Handeln aus Höflichkeit
Die Bonusmama erzählt mir, dass sie denkt, dass die Bonustochter oft aus Höflichkeit nicht die Wahrheit sagt. Ein Beispiel: Die Bonusmama hat gekocht und beim Essen fragt sie die Bonustochter, ob es ihr schmeckt. Die Bonustochter antwortet dann mit zusammengekniffenem Mund, dass es ihr gut schmecke. An ihrem sonstigen Verhalten kann man aber ablesen, dass es ihr definitiv nicht schmeckt und ihre Aussage nicht der Wahrheit entsprach.
Die Converse-Sneaker
Ich erinnerte mich bei dieser Erzählung an den Sommer 2019, in dem ich Annika eine Freude machen wollte und ihr schwarze Converse-Sneaker bestellt hatte, in der Hoffnung sie zu erfreuen. Hierzu sei erwähnt, dass ich insbesondere zu Beginn der Bonusmutter-Bonustochter-Beziehung beim Einkaufen immer förmlich explodiert war. Ich sah weiße Einhorn-Hausschuhe und kaufte sie – zu Hause flippte Annika vor Freude aus und fiel einem um den Hals. Ein pinkfarbener Schlafanzug mit Glitzer – Annika und ich liebten ihn! Egal, was ich beim Einkaufen fand und eigentlich auch egal, wie teuer die Sache war, ich kaufte es, wenn ich dachte, ihr damit eine Freude machen zu können. Mein (mangels eigener Tochter) nicht genutztes Prinzessinnen-Gen wurde vollständig befriedigt.

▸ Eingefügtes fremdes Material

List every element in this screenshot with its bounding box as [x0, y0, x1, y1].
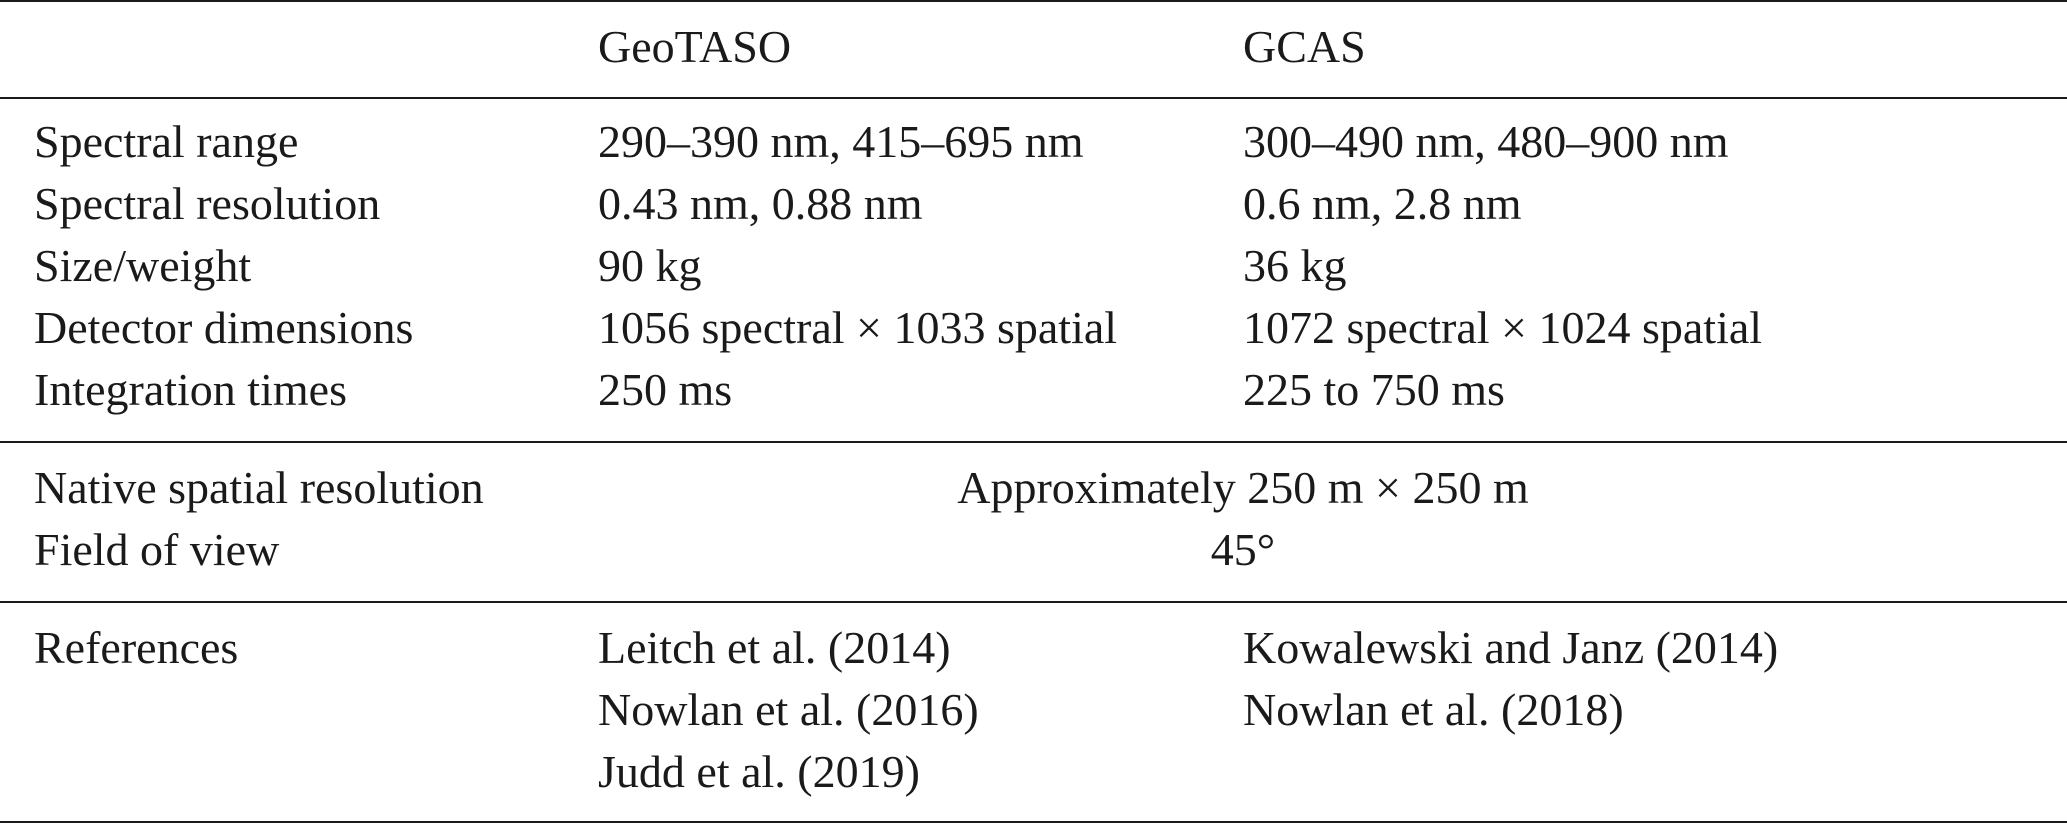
- geotaso-value: 250 ms: [598, 364, 733, 415]
- shared-value: Approximately 250 m × 250 m: [957, 462, 1529, 513]
- geotaso-reference: Judd et al. (2019): [598, 746, 920, 797]
- section-rule: [0, 601, 2067, 603]
- row-label: Spectral range: [34, 116, 299, 167]
- row-label: Size/weight: [34, 240, 252, 291]
- geotaso-value: 290–390 nm, 415–695 nm: [598, 116, 1084, 167]
- row-label: Spectral resolution: [34, 178, 381, 229]
- row-label: Field of view: [34, 524, 280, 575]
- shared-value: 45°: [1210, 524, 1276, 575]
- header-geotaso: GeoTASO: [598, 21, 792, 72]
- header-gcas: GCAS: [1243, 21, 1366, 72]
- geotaso-reference: Nowlan et al. (2016): [598, 684, 979, 735]
- bottom-rule: [0, 821, 2067, 823]
- references-label: References: [34, 622, 239, 673]
- geotaso-value: 90 kg: [598, 240, 702, 291]
- gcas-reference: Nowlan et al. (2018): [1243, 684, 1624, 735]
- geotaso-reference: Leitch et al. (2014): [598, 622, 951, 673]
- header-rule: [0, 97, 2067, 99]
- geotaso-value: 1056 spectral × 1033 spatial: [598, 302, 1118, 353]
- gcas-value: 300–490 nm, 480–900 nm: [1243, 116, 1729, 167]
- gcas-value: 1072 spectral × 1024 spatial: [1243, 302, 1763, 353]
- row-label: Integration times: [34, 364, 347, 415]
- gcas-reference: Kowalewski and Janz (2014): [1243, 622, 1779, 673]
- gcas-value: 36 kg: [1243, 240, 1347, 291]
- top-rule: [0, 0, 2067, 2]
- gcas-value: 0.6 nm, 2.8 nm: [1243, 178, 1522, 229]
- geotaso-value: 0.43 nm, 0.88 nm: [598, 178, 923, 229]
- row-label: Native spatial resolution: [34, 462, 484, 513]
- gcas-value: 225 to 750 ms: [1243, 364, 1505, 415]
- section-rule: [0, 441, 2067, 443]
- row-label: Detector dimensions: [34, 302, 414, 353]
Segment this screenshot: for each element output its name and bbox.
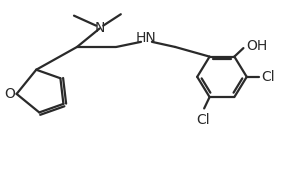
Text: Cl: Cl bbox=[261, 70, 275, 84]
Text: Cl: Cl bbox=[197, 113, 210, 127]
Text: OH: OH bbox=[246, 39, 268, 53]
Text: N: N bbox=[95, 21, 105, 36]
Text: HN: HN bbox=[136, 31, 157, 46]
Text: O: O bbox=[5, 87, 15, 101]
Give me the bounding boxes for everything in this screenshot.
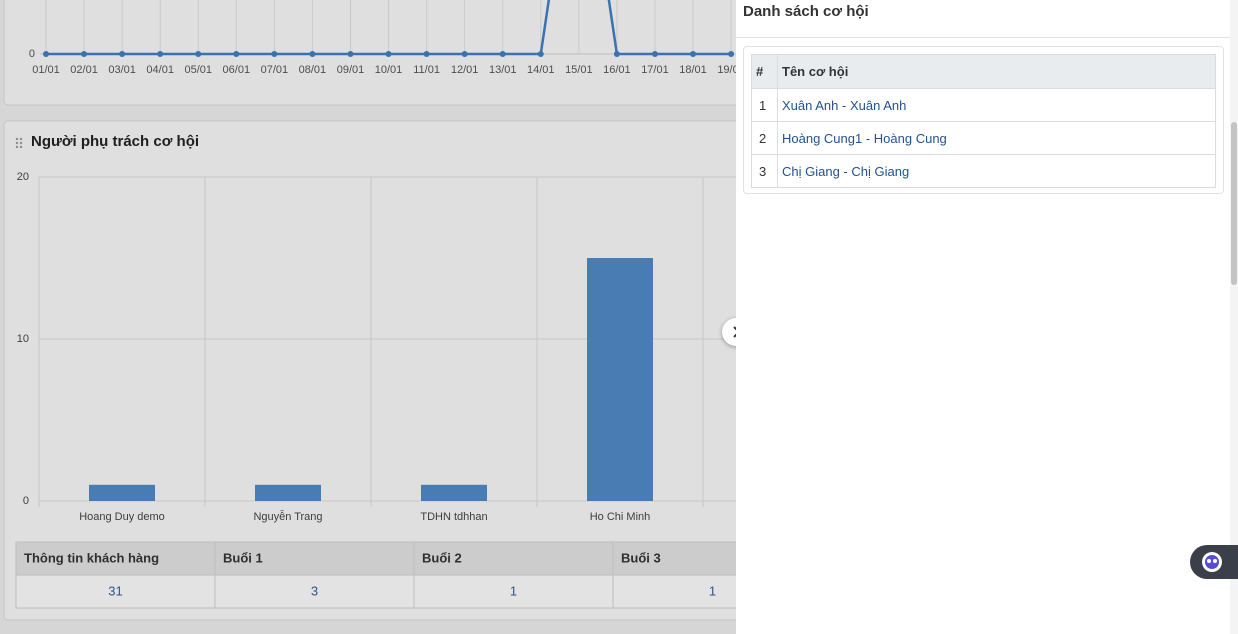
scroll-thumb[interactable]: [1231, 122, 1237, 285]
x-tick-label: 17/01: [641, 64, 669, 76]
scrollbar[interactable]: [1230, 0, 1238, 634]
point: [43, 51, 49, 57]
point: [347, 51, 354, 57]
column-header: Buổi 2: [422, 550, 462, 565]
point: [157, 51, 164, 57]
point: [651, 51, 658, 57]
x-tick-label: 13/01: [489, 64, 517, 76]
x-tick-label: 08/01: [299, 64, 327, 76]
table-row: 2 Hoàng Cung1 - Hoàng Cung: [751, 121, 1216, 155]
table-row-bg: [15, 574, 736, 609]
row-number: 3: [751, 154, 778, 188]
opportunity-link[interactable]: Chị Giang - Chị Giang: [782, 163, 910, 179]
divider: [736, 37, 1230, 38]
point: [309, 51, 316, 57]
point: [537, 51, 544, 57]
cell-value: 1: [709, 583, 716, 598]
point: [423, 51, 430, 57]
x-tick-label: 03/01: [108, 64, 136, 76]
chat-icon: [1202, 552, 1222, 572]
point: [119, 51, 126, 57]
bar: [89, 484, 155, 501]
list-card: # Tên cơ hội 1 Xuân Anh - Xuân Anh 2 Hoàng …: [743, 46, 1224, 194]
bar: [421, 484, 487, 501]
point: [81, 51, 88, 57]
x-tick-label: 07/01: [261, 64, 289, 76]
point: [690, 51, 697, 57]
y-tick-label: 0: [29, 48, 35, 60]
x-tick-label: 15/01: [565, 64, 593, 76]
x-tick-label: 12/01: [451, 64, 479, 76]
x-tick-label: Hoang Duy demo: [79, 511, 165, 523]
x-tick-label: 06/01: [223, 64, 251, 76]
column-header: #: [751, 54, 778, 89]
line-card: [3, 0, 736, 106]
x-tick-label: 09/01: [337, 64, 365, 76]
point: [613, 51, 620, 57]
name-cell: Xuân Anh - Xuân Anh: [777, 88, 1216, 122]
point: [728, 51, 735, 57]
opportunity-link[interactable]: Hoàng Cung1 - Hoàng Cung: [782, 130, 947, 146]
x-tick-label: 14/01: [527, 64, 555, 76]
x-tick-label: 19/01: [717, 64, 736, 76]
cell-value: 3: [311, 583, 318, 598]
x-tick-label: 02/01: [70, 64, 98, 76]
name-cell: Hoàng Cung1 - Hoàng Cung: [777, 121, 1216, 155]
drawer: Danh sách cơ hội # Tên cơ hội 1 Xuân Anh …: [736, 0, 1230, 634]
bar: [587, 258, 653, 501]
chart-title: Người phụ trách cơ hội: [31, 133, 199, 150]
column-header: Buổi 1: [223, 550, 263, 565]
modal-overlay: [0, 0, 736, 634]
x-tick-label: 18/01: [679, 64, 707, 76]
x-tick-label: Nguyễn Trang: [253, 510, 322, 523]
x-tick-label: Ho Chi Minh: [590, 511, 651, 523]
bar-card: [3, 120, 736, 621]
drawer-title: Danh sách cơ hội: [743, 3, 869, 20]
drag-handle: [15, 137, 23, 149]
point: [385, 51, 392, 57]
point: [271, 51, 278, 57]
x-tick-label: 04/01: [146, 64, 174, 76]
x-tick-label: 10/01: [375, 64, 403, 76]
y-tick-label: 20: [17, 171, 29, 183]
point: [195, 51, 202, 57]
chat-button[interactable]: [1190, 545, 1238, 579]
x-tick-label: 05/01: [184, 64, 212, 76]
column-header: Buổi 3: [621, 550, 661, 565]
bar: [255, 484, 321, 501]
y-tick-label: 10: [17, 333, 29, 345]
dashboard: Người phụ trách cơ hội 0 01/01 02/01 03/01 0…: [0, 0, 736, 634]
cell-value: 1: [510, 583, 517, 598]
point: [499, 51, 506, 57]
row-number: 1: [751, 88, 778, 122]
header-row: # Tên cơ hội: [751, 54, 1216, 89]
opportunity-link[interactable]: Xuân Anh - Xuân Anh: [782, 97, 907, 113]
column-header: Thông tin khách hàng: [24, 550, 159, 565]
x-tick-label: 11/01: [413, 64, 440, 76]
opportunity-table: # Tên cơ hội 1 Xuân Anh - Xuân Anh 2 Hoàng …: [751, 54, 1216, 188]
cell-value: 31: [108, 583, 122, 598]
x-tick-label: 01/01: [32, 64, 60, 76]
point: [233, 51, 240, 57]
y-tick-label: 0: [23, 495, 29, 507]
table-row: 3 Chị Giang - Chị Giang: [751, 154, 1216, 188]
point: [461, 51, 468, 57]
table-row: 1 Xuân Anh - Xuân Anh: [751, 88, 1216, 122]
name-cell: Chị Giang - Chị Giang: [777, 154, 1216, 188]
x-tick-label: TDHN tdhhan: [420, 511, 487, 523]
x-tick-label: 16/01: [603, 64, 631, 76]
row-number: 2: [751, 121, 778, 155]
column-header: Tên cơ hội: [777, 54, 1216, 89]
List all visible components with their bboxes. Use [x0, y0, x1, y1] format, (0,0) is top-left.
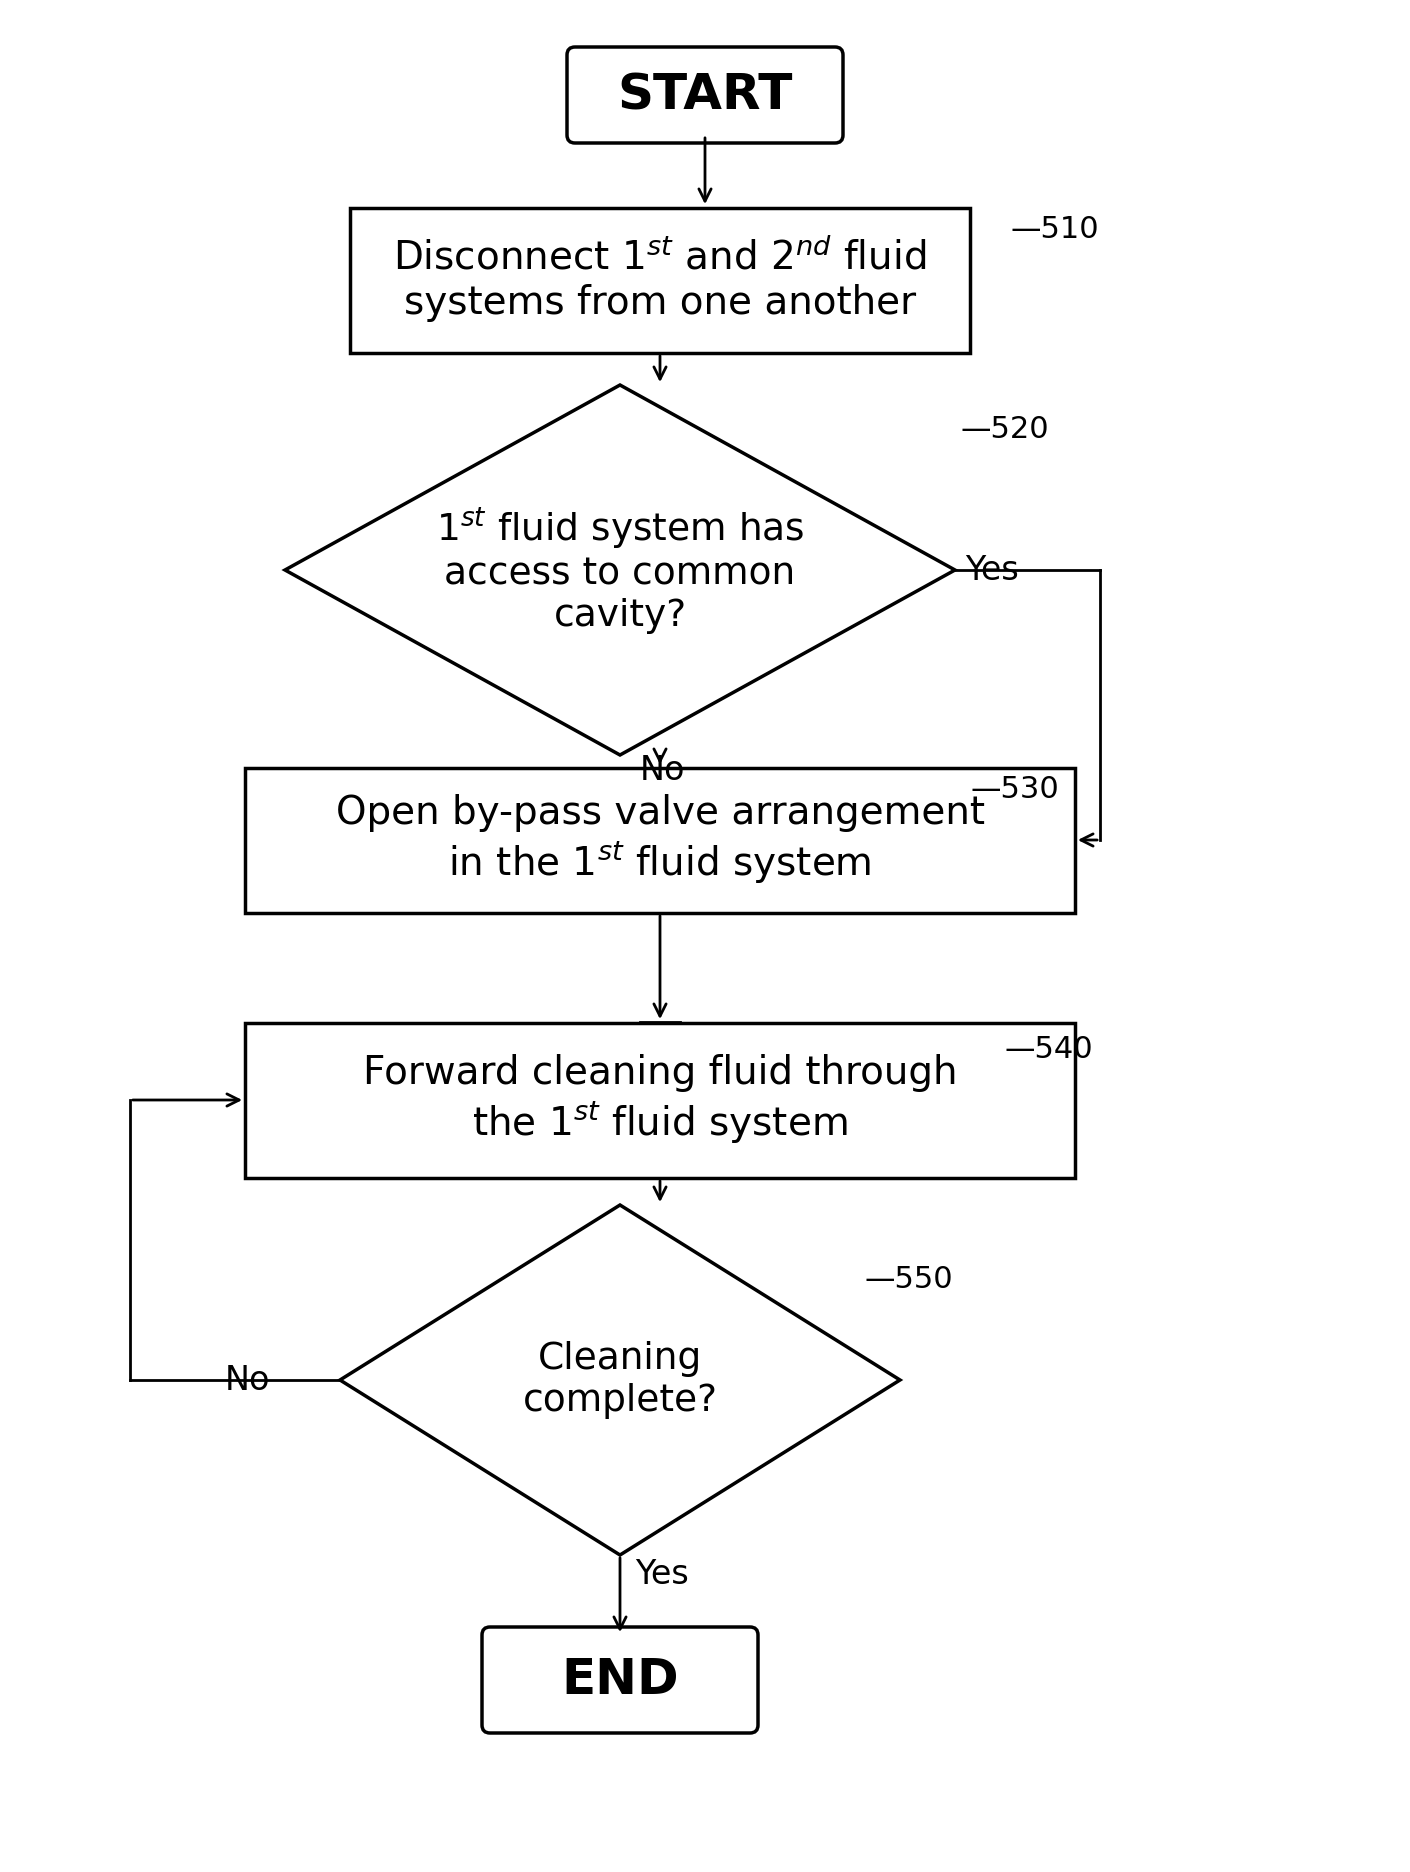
Text: Cleaning
complete?: Cleaning complete? [523, 1340, 718, 1419]
Text: Open by-pass valve arrangement
in the 1$^{st}$ fluid system: Open by-pass valve arrangement in the 1$… [336, 794, 984, 885]
Text: Yes: Yes [964, 554, 1019, 586]
Text: —540: —540 [1005, 1035, 1094, 1065]
Bar [350, 208, 970, 352]
Text: —510: —510 [1010, 215, 1098, 245]
Text: END: END [561, 1657, 678, 1704]
Text: —520: —520 [960, 416, 1049, 444]
Text: Disconnect 1$^{st}$ and 2$^{nd}$ fluid
systems from one another: Disconnect 1$^{st}$ and 2$^{nd}$ fluid s… [393, 238, 926, 322]
Text: Yes: Yes [634, 1559, 688, 1591]
Bar [245, 768, 1074, 912]
Text: No: No [224, 1363, 269, 1397]
Polygon shape [340, 1206, 900, 1556]
Text: No: No [640, 754, 685, 786]
Bar [245, 1022, 1074, 1177]
Text: Forward cleaning fluid through
the 1$^{st}$ fluid system: Forward cleaning fluid through the 1$^{s… [362, 1054, 957, 1146]
Text: 1$^{st}$ fluid system has
access to common
cavity?: 1$^{st}$ fluid system has access to comm… [436, 505, 804, 635]
FancyBboxPatch shape [567, 47, 843, 142]
FancyBboxPatch shape [482, 1627, 759, 1733]
Text: —530: —530 [970, 775, 1059, 805]
Text: —550: —550 [864, 1265, 953, 1295]
Polygon shape [285, 386, 955, 754]
Text: START: START [618, 71, 792, 120]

Im Sommer 2019 war es dann so, dass ich -wie bisher- die Schuhe bestellte und mir sicher war, dass sie Annikas Geschmack treffen sollten. Die erwartete Begeisterung blieb aus, jedoch entschied sie sich, die Schuhe zu behalten. Ich hatte ein „komisches Gefühl“, aber stimmte dem natürlich zu. Die Schuhe waren dazu bestimmt, als Zweitpaar bei uns zu stehen, falls Annika mal nicht die richtigen Schuhe eingepackt hatte (wie bereits erwähnt, haben wir immer einen zweiten Satz Klamotten der Kinder bei uns).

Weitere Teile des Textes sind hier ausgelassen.